The newly released Annual Report on Closing the Gap shows limited progress on the key targets for improving life outcomes for First Nations Australians.
Initiatives that recognise First Nations leadership, provide genuine opportunities for decision making and strengthen and embed cultures will lead to positive sustainable improvements in health and wellbeing outcomes.
As co-Chairs of the Close the Gap Campaign, we represent 55 First Nations and mainstream organisations who—since 2006—have come together as allies to advocate for greater investment and changed ways of working to enable First Nations health equality to become a reality.
Over the past sixteen years, this Campaign, our Indigenous Leadership and our allies have provided guidance and solutions to some of the most pressing issues in our communities.
We concur with the Government’s view that Australia can and must do better on the four Priority Reforms and all 17 socio-economic targets.
While we are encouraged by the steps that have been taken across the four improved target areas, it is very clear that a step-change is required if we are to make genuine and sustainable gains.
Since the National Partnership Agreement came into effect, progressing the foundational work for delivering the Closing the Gap Strategy has been the primary focus. We respect the time, care and dedication that has gone into this process.
However, the need to apply this good work is growing greater by the day. Of those targets where data is available, outcomes have declined across four critical targets: school readiness; adult incarceration; suicide; and children in out-of-home care, and we know that a decline across any target area will only make the work to improving all outcomes more difficult.
The new Priority Reform Areas are central to Closing the Gap, as they set the pre-conditions to achieve socio-economic targets, and provide the potential to drive generational change for First Nations people across Australia.
We need to see action on these Priority Reforms along with a robust evaluation framework that holds each jurisdiction to account on making genuine progress on their commitment to transformation.

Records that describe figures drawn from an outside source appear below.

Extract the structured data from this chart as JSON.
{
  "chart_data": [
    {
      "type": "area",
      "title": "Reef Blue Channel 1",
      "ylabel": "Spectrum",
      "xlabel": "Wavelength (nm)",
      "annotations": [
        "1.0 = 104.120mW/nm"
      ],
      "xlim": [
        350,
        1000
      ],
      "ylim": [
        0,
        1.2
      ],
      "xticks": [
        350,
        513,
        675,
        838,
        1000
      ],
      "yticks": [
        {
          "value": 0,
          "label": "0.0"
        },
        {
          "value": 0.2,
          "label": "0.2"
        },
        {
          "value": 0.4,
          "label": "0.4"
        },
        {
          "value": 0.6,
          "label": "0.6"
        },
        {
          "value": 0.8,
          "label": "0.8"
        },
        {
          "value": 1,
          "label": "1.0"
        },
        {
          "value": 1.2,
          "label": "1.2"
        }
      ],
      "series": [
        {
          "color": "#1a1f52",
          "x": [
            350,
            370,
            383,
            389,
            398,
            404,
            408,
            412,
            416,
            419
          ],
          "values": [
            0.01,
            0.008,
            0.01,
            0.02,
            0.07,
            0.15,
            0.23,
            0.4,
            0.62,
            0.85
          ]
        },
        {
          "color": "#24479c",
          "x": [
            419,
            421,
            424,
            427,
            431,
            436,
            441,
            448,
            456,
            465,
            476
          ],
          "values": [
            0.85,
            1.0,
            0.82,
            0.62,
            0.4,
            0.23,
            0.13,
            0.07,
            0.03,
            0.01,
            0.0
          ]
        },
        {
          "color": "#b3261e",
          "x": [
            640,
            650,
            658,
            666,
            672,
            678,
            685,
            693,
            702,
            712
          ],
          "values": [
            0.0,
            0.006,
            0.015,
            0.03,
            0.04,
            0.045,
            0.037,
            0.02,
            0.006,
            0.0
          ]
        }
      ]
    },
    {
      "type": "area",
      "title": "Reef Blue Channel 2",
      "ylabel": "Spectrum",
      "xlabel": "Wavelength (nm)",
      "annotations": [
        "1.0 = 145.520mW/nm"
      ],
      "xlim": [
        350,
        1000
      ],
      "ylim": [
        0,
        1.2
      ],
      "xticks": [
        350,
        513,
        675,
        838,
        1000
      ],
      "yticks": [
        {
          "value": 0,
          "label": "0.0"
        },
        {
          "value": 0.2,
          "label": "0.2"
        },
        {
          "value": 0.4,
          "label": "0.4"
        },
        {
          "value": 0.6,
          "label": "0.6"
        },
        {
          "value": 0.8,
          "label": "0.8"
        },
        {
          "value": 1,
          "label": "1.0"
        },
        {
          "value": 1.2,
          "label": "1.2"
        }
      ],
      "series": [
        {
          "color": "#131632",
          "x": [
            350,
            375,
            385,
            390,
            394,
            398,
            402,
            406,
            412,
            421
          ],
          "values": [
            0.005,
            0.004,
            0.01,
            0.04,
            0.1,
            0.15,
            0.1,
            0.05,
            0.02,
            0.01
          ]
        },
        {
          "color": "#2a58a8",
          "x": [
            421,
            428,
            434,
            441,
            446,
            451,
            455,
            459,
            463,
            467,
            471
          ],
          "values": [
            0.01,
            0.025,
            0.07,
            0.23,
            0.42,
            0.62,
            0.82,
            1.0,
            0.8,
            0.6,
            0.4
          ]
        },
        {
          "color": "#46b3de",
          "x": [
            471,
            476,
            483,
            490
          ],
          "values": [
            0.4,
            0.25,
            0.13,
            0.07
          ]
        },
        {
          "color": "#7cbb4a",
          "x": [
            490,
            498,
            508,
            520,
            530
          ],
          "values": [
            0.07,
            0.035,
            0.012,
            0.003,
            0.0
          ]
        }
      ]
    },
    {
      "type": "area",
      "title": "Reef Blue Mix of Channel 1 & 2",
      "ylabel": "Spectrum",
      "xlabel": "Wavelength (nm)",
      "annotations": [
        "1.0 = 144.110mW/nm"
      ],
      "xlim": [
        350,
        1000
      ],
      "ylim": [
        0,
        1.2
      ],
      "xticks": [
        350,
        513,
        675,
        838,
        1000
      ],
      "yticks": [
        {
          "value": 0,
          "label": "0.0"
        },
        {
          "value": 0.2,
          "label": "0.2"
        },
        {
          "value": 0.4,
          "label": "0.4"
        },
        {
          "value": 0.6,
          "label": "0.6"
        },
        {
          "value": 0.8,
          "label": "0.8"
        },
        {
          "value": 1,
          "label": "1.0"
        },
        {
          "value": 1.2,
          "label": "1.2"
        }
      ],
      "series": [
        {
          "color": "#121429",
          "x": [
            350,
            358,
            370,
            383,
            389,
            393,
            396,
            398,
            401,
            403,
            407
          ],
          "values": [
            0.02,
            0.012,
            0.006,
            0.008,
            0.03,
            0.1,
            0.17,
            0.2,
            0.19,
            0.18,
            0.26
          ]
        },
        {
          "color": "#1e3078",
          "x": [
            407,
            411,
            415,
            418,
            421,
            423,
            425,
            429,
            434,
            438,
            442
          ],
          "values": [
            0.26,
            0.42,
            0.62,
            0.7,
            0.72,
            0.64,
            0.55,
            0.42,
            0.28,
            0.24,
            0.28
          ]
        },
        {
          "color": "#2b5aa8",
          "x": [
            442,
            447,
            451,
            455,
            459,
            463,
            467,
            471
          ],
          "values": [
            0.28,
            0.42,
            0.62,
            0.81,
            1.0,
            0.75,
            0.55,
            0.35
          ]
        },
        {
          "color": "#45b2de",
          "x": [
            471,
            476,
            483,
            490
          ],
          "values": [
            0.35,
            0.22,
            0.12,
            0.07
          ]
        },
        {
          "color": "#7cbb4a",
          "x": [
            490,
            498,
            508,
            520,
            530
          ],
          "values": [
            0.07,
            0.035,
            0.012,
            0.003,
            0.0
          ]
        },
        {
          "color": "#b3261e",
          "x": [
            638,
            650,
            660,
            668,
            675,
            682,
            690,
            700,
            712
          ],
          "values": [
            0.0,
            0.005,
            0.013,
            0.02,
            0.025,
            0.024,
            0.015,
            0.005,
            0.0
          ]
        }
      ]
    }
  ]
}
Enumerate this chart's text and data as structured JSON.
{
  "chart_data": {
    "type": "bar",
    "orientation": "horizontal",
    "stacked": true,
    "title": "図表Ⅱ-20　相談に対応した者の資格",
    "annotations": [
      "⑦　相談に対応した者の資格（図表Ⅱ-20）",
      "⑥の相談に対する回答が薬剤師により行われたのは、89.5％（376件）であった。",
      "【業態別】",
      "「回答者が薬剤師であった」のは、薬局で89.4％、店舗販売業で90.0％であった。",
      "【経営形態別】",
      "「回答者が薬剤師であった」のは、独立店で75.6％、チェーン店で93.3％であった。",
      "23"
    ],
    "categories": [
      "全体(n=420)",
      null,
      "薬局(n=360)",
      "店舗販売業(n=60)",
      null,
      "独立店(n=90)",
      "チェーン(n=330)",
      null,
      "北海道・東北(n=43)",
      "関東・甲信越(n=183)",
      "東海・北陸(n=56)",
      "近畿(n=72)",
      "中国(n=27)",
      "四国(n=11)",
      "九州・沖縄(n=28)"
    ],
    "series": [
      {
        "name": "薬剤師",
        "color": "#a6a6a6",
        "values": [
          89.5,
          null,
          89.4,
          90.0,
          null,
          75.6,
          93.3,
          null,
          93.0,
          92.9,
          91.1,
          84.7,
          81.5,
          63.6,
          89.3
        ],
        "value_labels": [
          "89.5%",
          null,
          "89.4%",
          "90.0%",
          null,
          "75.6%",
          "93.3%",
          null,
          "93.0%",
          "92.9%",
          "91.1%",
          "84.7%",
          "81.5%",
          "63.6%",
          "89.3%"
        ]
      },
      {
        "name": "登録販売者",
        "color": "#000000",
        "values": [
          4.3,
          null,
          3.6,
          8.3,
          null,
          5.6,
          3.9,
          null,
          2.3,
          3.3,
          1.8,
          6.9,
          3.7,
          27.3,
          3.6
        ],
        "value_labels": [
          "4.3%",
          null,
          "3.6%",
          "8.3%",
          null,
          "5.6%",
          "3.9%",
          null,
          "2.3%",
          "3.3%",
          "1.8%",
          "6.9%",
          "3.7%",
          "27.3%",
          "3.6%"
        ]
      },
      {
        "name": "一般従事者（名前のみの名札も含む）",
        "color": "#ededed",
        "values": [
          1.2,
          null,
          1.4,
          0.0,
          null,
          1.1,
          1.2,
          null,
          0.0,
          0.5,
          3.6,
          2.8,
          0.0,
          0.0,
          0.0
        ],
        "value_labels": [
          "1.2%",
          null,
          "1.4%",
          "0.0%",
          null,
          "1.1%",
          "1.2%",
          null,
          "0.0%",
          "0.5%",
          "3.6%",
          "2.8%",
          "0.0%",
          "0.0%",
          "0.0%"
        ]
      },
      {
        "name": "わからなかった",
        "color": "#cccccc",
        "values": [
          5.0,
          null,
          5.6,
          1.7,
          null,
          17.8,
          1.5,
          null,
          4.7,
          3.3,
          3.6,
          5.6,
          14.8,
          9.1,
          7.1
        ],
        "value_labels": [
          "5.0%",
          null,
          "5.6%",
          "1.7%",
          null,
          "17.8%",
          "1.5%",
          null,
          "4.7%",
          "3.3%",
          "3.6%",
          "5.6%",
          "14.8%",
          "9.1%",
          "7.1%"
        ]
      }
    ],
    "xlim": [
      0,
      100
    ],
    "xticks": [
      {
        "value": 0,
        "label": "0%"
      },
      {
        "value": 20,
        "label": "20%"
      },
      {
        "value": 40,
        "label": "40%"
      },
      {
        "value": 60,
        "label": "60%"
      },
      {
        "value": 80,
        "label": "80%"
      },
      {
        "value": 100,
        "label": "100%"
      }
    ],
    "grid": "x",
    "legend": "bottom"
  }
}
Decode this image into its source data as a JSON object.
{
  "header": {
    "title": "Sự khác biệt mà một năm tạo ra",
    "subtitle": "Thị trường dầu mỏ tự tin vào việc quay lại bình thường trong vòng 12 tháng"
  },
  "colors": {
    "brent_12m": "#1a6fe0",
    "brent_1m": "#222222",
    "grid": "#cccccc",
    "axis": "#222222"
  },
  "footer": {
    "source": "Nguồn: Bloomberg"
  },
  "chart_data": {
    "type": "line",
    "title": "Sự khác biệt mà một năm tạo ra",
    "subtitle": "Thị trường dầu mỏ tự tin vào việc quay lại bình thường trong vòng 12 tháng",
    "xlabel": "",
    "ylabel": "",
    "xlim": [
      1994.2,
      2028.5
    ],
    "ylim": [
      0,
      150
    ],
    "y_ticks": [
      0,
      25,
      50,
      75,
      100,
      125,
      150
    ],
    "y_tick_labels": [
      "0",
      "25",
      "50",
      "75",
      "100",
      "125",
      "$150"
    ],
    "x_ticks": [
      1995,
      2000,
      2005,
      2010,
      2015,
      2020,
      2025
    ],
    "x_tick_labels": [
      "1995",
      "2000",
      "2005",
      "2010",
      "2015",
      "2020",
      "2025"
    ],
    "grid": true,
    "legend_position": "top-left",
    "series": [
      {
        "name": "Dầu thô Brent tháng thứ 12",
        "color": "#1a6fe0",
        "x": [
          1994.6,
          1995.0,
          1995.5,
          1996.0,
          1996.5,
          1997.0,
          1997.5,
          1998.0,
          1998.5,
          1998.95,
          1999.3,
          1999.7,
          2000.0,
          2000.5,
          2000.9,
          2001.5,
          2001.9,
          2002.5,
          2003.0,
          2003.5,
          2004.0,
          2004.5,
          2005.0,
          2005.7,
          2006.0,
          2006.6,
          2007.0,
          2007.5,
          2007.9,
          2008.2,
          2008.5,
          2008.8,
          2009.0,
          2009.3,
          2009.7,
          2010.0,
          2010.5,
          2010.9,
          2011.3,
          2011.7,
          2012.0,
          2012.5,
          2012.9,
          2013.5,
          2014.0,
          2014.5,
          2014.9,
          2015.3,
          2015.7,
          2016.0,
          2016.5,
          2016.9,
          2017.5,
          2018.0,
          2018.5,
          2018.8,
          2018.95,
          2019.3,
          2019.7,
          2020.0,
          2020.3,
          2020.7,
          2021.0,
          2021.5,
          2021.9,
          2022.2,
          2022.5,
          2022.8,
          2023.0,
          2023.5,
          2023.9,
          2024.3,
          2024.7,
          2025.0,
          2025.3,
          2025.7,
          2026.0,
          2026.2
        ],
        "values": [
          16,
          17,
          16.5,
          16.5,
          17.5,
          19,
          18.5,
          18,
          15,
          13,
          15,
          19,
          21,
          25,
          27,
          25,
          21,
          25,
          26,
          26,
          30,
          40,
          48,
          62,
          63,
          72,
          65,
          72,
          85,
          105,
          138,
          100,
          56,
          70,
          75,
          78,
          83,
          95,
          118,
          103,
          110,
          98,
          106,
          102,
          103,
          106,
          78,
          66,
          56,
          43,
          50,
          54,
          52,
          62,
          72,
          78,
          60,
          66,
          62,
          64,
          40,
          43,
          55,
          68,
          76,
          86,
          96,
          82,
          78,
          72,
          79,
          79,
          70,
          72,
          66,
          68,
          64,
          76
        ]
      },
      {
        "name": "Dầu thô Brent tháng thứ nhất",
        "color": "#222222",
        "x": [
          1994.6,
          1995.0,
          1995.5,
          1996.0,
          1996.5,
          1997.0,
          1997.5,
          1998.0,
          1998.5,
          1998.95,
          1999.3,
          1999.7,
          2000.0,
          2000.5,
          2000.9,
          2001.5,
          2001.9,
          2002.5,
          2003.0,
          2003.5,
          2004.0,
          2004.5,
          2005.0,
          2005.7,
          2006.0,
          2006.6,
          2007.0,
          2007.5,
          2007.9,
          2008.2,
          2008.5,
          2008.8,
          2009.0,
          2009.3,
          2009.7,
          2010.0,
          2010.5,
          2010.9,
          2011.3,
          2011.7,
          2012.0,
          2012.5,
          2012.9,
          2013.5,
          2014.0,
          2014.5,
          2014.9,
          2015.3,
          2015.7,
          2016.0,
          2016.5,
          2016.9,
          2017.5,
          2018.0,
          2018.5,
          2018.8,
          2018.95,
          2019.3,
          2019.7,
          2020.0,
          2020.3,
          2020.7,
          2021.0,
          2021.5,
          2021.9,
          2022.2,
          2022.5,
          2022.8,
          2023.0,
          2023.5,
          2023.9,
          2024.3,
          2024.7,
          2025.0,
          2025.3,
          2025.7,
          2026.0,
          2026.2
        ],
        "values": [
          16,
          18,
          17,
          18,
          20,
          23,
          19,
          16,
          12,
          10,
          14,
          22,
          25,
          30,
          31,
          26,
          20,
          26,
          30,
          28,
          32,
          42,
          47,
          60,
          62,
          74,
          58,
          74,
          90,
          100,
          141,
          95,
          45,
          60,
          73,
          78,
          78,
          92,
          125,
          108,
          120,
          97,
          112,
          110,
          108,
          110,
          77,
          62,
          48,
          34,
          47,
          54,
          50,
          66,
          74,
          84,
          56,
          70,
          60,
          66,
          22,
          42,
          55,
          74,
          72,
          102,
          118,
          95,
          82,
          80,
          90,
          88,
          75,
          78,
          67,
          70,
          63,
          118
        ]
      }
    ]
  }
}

“While we cannot ignore the lack of progress on the ground and the further trauma that is creating each and every day, there is a real opportunity before us to change the future. We have a seat at the table and we have a Government who understands that system transformation is inseparable from program effectiveness—that it has been our exclusion and the absence of our voices, that has led to uninformed systems, policies and practices which have caused us harm,” said Commissioner Oscar.
We have a real opportunity to come together to close the gap. The road ahead will not be without obstacles, but if we have the courage to act—to work together towards a shared vision, we know it can be done.
The Campaign calls on governments and all key stakeholders to reflect on the way they currently do business, explore good practice and allyship, and to take real, measurable action to achieve equality for First Nations in Australia.